Este movimiento, en el que se han formado las fuerzas de la historia de Alemania, está completamente llevado por las potencias particulares. El imperio no es en él activo, ni mucho menos guía; ni por una vez presta ayuda o cobertura en caso de peligro.
¿Es absolutamente pasado, un recuerdo, una sombra entre los vivos o un puro pretexto del egoísmo? En los siglos que siguen a la vaída de los Staufen hay una multitud de testimonios grandes y pequeños, claros e inconscientes de que el Imperio no puede ser concebido fuera de la conciencia de la época, no sólo en Alemania, y de que se vio que brillaba de nuevo en las hazañas de algunos emperadores, por cambiadas que pudieran estar las condiciones en que se hicieron. El pensamiento no pudo resolver la pregunta de qué era el Imperio; ya no podía comprender la indeterminación lógica y la dialéctica metafísica de su ser. Proporcionaba construcciones jurídicas del buen derecho viejo, a las que ya no correspondía realidad ninguna, demostraciones teológicas de su santidad y necesidad, que reflejaban la tradición en el presente, imágenes luminosas de su grandeza, de las cuales resultaba edificación, pero no fuerza de lucha.

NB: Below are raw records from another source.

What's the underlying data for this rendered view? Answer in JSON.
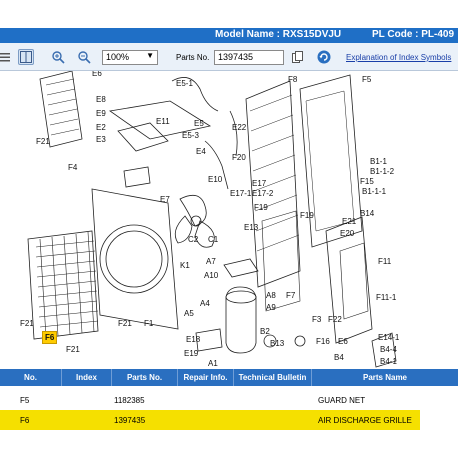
{
  "header": {
    "model_name": "Model Name : RXS15DVJU",
    "pl_code": "PL Code : PL-409"
  },
  "toolbar": {
    "zoom_value": "100%",
    "parts_no_label": "Parts No.",
    "parts_no_value": "1397435",
    "explanation_link": "Explanation of Index Symbols"
  },
  "diagram": {
    "labels": [
      "E6",
      "E8",
      "E9",
      "E2",
      "E3",
      "E5-1",
      "E5",
      "E11",
      "E5-3",
      "E22",
      "E4",
      "F8",
      "F5",
      "F21",
      "F4",
      "F20",
      "B1-1",
      "B1-1-2",
      "F15",
      "B1-1-1",
      "E10",
      "E7",
      "E17-1",
      "E17",
      "E17-2",
      "F19",
      "B14",
      "E13",
      "F19",
      "E21",
      "E20",
      "C2",
      "C1",
      "K1",
      "A7",
      "A10",
      "F11",
      "A8",
      "A9",
      "F7",
      "F11-1",
      "F21",
      "A4",
      "A5",
      "F21",
      "F1",
      "F3",
      "F22",
      "F6",
      "F21",
      "E18",
      "B2",
      "B13",
      "F16",
      "E6",
      "E14-1",
      "B4-4",
      "E19",
      "B4",
      "B4-1",
      "A1"
    ],
    "selected_label": "F6"
  },
  "table": {
    "columns": [
      "No.",
      "Index",
      "Parts No.",
      "Repair Info.",
      "Technical Bulletin",
      "Parts Name"
    ],
    "rows": [
      {
        "no": "F5",
        "index": "",
        "parts_no": "1182385",
        "repair": "",
        "bulletin": "",
        "name": "GUARD NET"
      },
      {
        "no": "F6",
        "index": "",
        "parts_no": "1397435",
        "repair": "",
        "bulletin": "",
        "name": "AIR DISCHARGE GRILLE"
      }
    ]
  },
  "colors": {
    "header_blue": "#1f6fc6",
    "table_head_blue": "#2a6fc0",
    "selected_row": "#f5e000",
    "highlight_label": "#ffcc00"
  }
}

El gran espíritu de la crisis del medievo, Dante, maldijo a Alberto de Austria porque en su egoísta política doméstica abandonó Italia, el jardín del Imperio, y trasladó a Enrique VII, de quien esperaba la renovación del Imperio, todas las profecías de Virgilio y Jeremías. Sólo, que dueño del simbolismo de la gran Edad Media, su poema se convirtió en una sentencia contra güelfos y falsos gibelinos, un juicio sobre Papas y curiales políticos, contra reyes de Francia y filósofos averroístas.
Cree en el Imperio lo mismo que cree en Dios. En el mismo sentido cree en la pobre Santa Iglesia, a pesar de su corrupción temporal. Ante esta fe la historia universal se ordena como Divina Comedia, y los desertores del presente están ya en el Infierno. Porque la humanidad es una en Dios y porque su felicidad está necesitada de la paz del mundo, debe de existir un emperador, del que procede la justicia como fuerza formadora. Pues sólo quien domina, sobre todo, tiene una soberanía que es servicio. En la hora en que el Imperio se volvió débil, el poeta estaba seguro de todo, de que ni había pasado ni pasaría, sino que existe y ha de existir: porque es eterno.